Tool to process Sanger WGS pipeline TAR output and produce GDC standard files
and metrics.

positional arguments:
  {reformat_copynumber,extract_stats}

optional arguments:
  -h, --help            show this help message and exit

[INFO] [20190711 18:22:07] [extract_ascat] - --------------------------------------------------------------------------------
[INFO] [20190711 18:22:07] [extract_ascat] - extract_ascat.py
[INFO] [20190711 18:22:07] [extract_ascat] - Program Args: scripts/extract_ascat.py reformat_copynumber -h
[INFO] [20190711 18:22:07] [extract_ascat] - --------------------------------------------------------------------------------
usage: extract_ascat.py reformat_copynumber [-h] [--input INPUT]
                                            [--output OUTPUT]
                                            [--gdcaliquot GDCALIQUOT]

optional arguments:
  -h, --help            show this help message and exit
  --input INPUT, -i INPUT
                        path to file output from Sanger pipeline
  --output OUTPUT, -o OUTPUT
                        path for output file
  --gdcaliquot GDCALIQUOT, -g GDCALIQUOT
                        GDC Aliquot ID used to generate the file

[INFO] [20190711 18:22:34] [extract_ascat] - --------------------------------------------------------------------------------
[INFO] [20190711 18:22:34] [extract_ascat] - extract_ascat.py
[INFO] [20190711 18:22:34] [extract_ascat] - Program Args: scripts/extract_ascat.py extract_stats -h
[INFO] [20190711 18:22:34] [extract_ascat] - --------------------------------------------------------------------------------
usage: extract_ascat.py extract_stats [-h] [--input INPUT]

optional arguments:
  -h, --help            show this help message and exit
  --input INPUT, -i INPUT
                        path to file output from Sanger pipeline

extract_brass_bedpe.py

Extracts the brass bedpe file, formats the header and outputs bgzipped + tabix indexed file.

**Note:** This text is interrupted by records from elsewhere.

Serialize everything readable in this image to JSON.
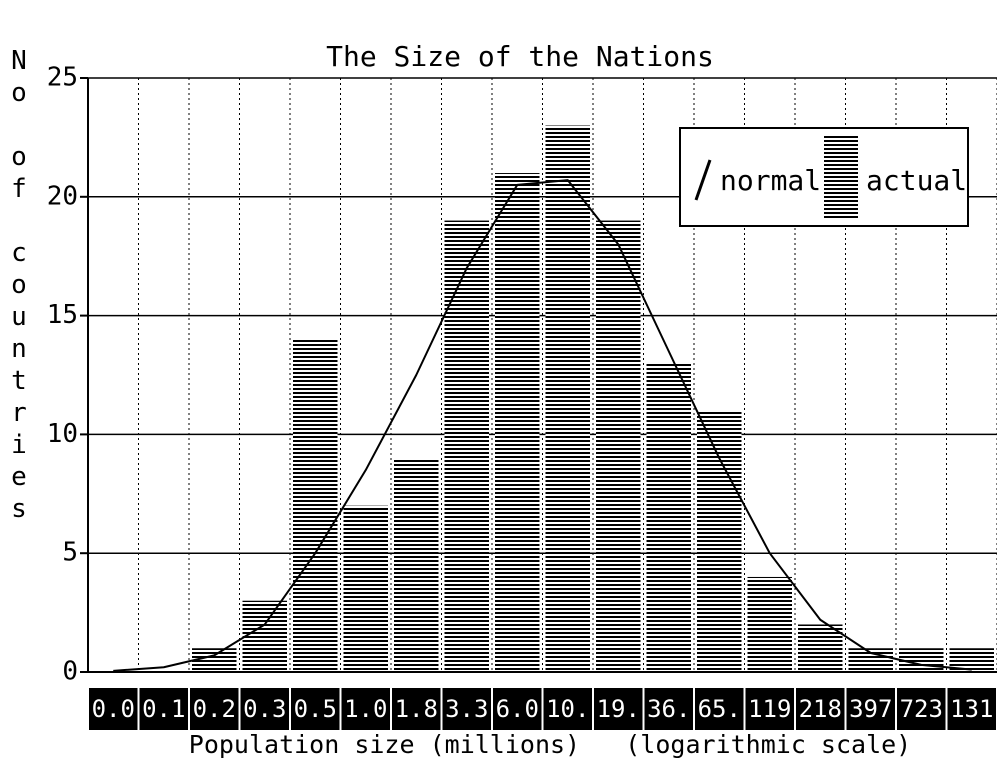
{
  "chart_data": {
    "type": "histogram",
    "title": "The Size of the Nations",
    "xlabel": "Population size (millions)   (logarithmic scale)",
    "ylabel": "No of countries",
    "categories": [
      "0.0",
      "0.1",
      "0.2",
      "0.3",
      "0.5",
      "1.0",
      "1.8",
      "3.3",
      "6.0",
      "10.",
      "19.",
      "36.",
      "65.",
      "119",
      "218",
      "397",
      "723",
      "131"
    ],
    "series": [
      {
        "name": "actual",
        "color": "#000000",
        "values": [
          0,
          0,
          1,
          3,
          14,
          7,
          9,
          19,
          21,
          23,
          19,
          13,
          11,
          4,
          2,
          1,
          1,
          1
        ]
      },
      {
        "name": "normal",
        "color": "#000000",
        "values": [
          0.05,
          0.2,
          0.7,
          2,
          5,
          8.5,
          12.5,
          17,
          20.5,
          20.7,
          18,
          13.5,
          9,
          5,
          2.2,
          0.8,
          0.3,
          0.1
        ]
      }
    ],
    "ylim": [
      0,
      25
    ],
    "yticks": [
      0,
      5,
      10,
      15,
      20,
      25
    ],
    "grid": true,
    "legend": "upper right"
  }
}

 extract_brass_bedpe.py -h
[INFO] [20190712 16:15:18] [extract_brass_bedpe] - --------------------------------------------------------------------------------
[INFO] [20190712 16:15:18] [extract_brass_bedpe] - extract_brass_bedpe.py
[INFO] [20190712 16:15:18] [extract_brass_bedpe] - Program Args: extract_brass_bedpe.py -h
[INFO] [20190712 16:15:18] [extract_brass_bedpe] - --------------------------------------------------------------------------------
usage: Utility for extracting brass bedpe file from sanger results archive.
       [-h] --results_archive RESULTS_ARCHIVE --output_prefix OUTPUT_PREFIX

optional arguments:
  -h, --help            show this help message and exit
  --results_archive RESULTS_ARCHIVE
                        Sanger results tar archive.
  --output_prefix OUTPUT_PREFIX
                        Prefix for all outputs.